A Methodist Church has changed from regular grape juice to white grape juice to keep stains from the carpet. Is this a valid Methodist traditional usage? Are there any historical sources explaining this usage?

  • It does not answer your question for Methodist Church, but in German Catholic Church it is very common to use white wine.
    – K-HB
    Mar 3, 2019 at 16:31
  • 2
    Why did they not change to a red carpet ?
    – Nigel J
    Mar 4, 2019 at 6:08

1 Answer 1


Methodist Churches enjoy a great deal of flexibility when it comes to when and how they conduct their services, and this is illustrated by the freedom they have to use grape juice (red or white, it matters not) and bread that doesn’t contain gluten. Their attitude can be summed up thus:

In the essentials – unity

In non-essentials – liberty

In all things – charity

Below are links to a couple of articles about the history behind the use of grape juice within Methodist Churches:

In 1864, the General Conference of The Methodist Episcopal Church entered the conversation [about non-alcoholic grape juice] when they approved a report from the Temperance Committee that recommended “the pure juice of the grape be used in the celebration of the Lord's Supper.”

In 1869, he [Dr. Thomas B. Welch] perfected a juice pasteurization process in his kitchen and began selling “Dr. Welch’s Unfermented Wine” to churches preferring an alcohol-free substitute for Communion. Unfortunately, the idea didn’t take off. After four years, Welch gave up this side business. Two years later, his son Charles convinced him to produce unfermented wine again. Charles offered free samples of the sacramental wine substitute to churches.

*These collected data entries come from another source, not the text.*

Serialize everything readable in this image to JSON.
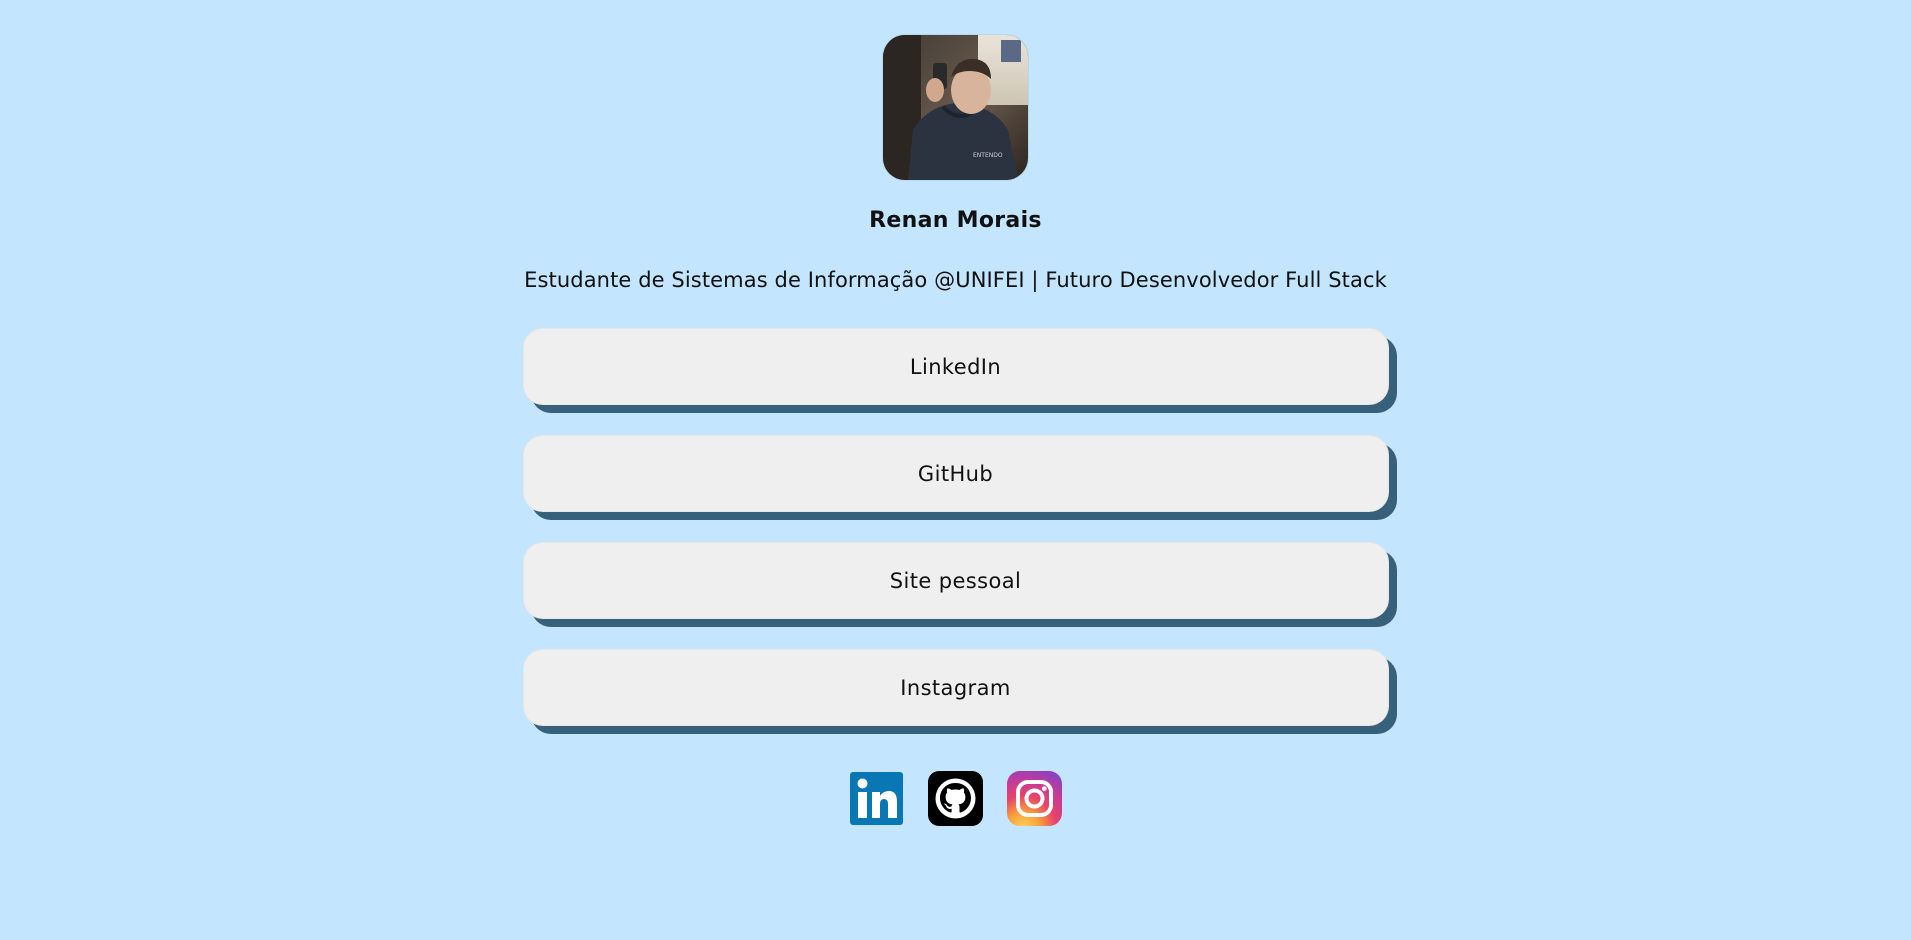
{
  "profile": {
    "name": "Renan Morais",
    "bio": "Estudante de Sistemas de Informação @UNIFEI | Futuro Desenvolvedor Full Stack"
  },
  "links": [
    {
      "label": "LinkedIn"
    },
    {
      "label": "GitHub"
    },
    {
      "label": "Site pessoal"
    },
    {
      "label": "Instagram"
    }
  ],
  "socials": [
    {
      "icon": "linkedin-icon"
    },
    {
      "icon": "github-icon"
    },
    {
      "icon": "instagram-icon"
    }
  ],
  "colors": {
    "background": "#c3e5fe",
    "button": "#efefef",
    "button_shadow": "#37607a",
    "linkedin": "#0a77b5",
    "github": "#000000"
  }
}
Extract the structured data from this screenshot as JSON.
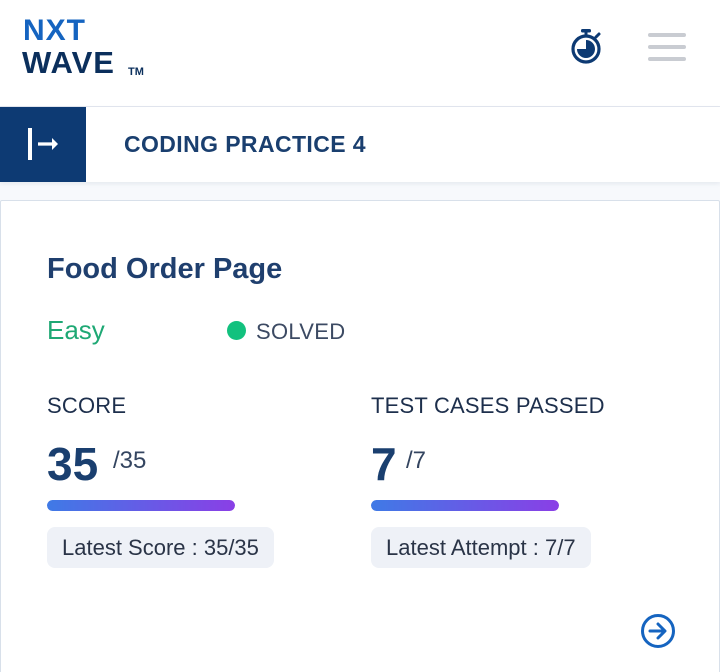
{
  "header": {
    "logo_text_top": "NXT",
    "logo_text_bottom": "WAVE",
    "logo_tm": "TM",
    "timer_icon": "stopwatch-icon",
    "menu_icon": "hamburger-menu-icon"
  },
  "subheader": {
    "toggle_icon": "sidebar-expand-icon",
    "title": "CODING PRACTICE 4"
  },
  "problem": {
    "title": "Food Order Page",
    "difficulty": "Easy",
    "status": "SOLVED",
    "score": {
      "label": "SCORE",
      "value": "35",
      "max": "/35",
      "progress_fraction": 1.0,
      "chip": "Latest Score : 35/35"
    },
    "tests": {
      "label": "TEST CASES PASSED",
      "value": "7",
      "max": "/7",
      "progress_fraction": 1.0,
      "chip": "Latest Attempt : 7/7"
    },
    "next_icon": "arrow-circle-right-icon"
  },
  "colors": {
    "brand_dark": "#0d3a73",
    "brand_blue": "#1564c0",
    "easy_green": "#1ea874",
    "solved_dot": "#12c17e",
    "progress_start": "#3f7ae6",
    "progress_end": "#8a3fe6"
  }
}
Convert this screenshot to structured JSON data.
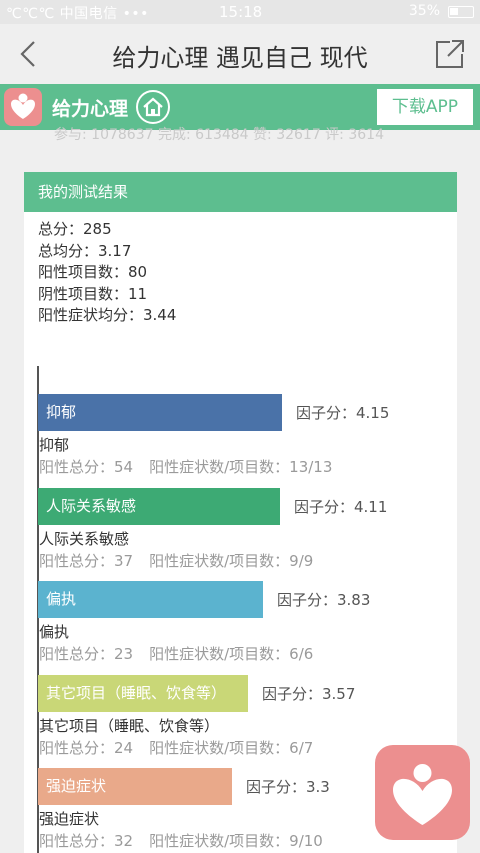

Source: http://www.umc.org/who-we-are/methodist-history-controversy-communion-and-welchs-grape-juice

See also: http://www.umc.org/what-we-believe/why-do-most-methodist-churches-serve-grape-juice-instead-of-wine

Removing stains from red wine or red grape juice is problematic. And a large area of carpet could cost thousands of pounds/dollars to replace. Prevention is always preferable to cure.

  • 1
    It's rather chilling that some church-people consider the cost of dealing with wine stains on church carpets a major consideration. And is it not the case that the colour of wine is indifferent, except that the blood of the covenant would unarguably be best represented by blood-red coloured wine? I can see why non-alcoholic juice would be a consideration for alcoholics in the congregation, but what a palavar this has all turned into! How far removed is this from what Jesus enacted? Yet you have stated the Methodist stance.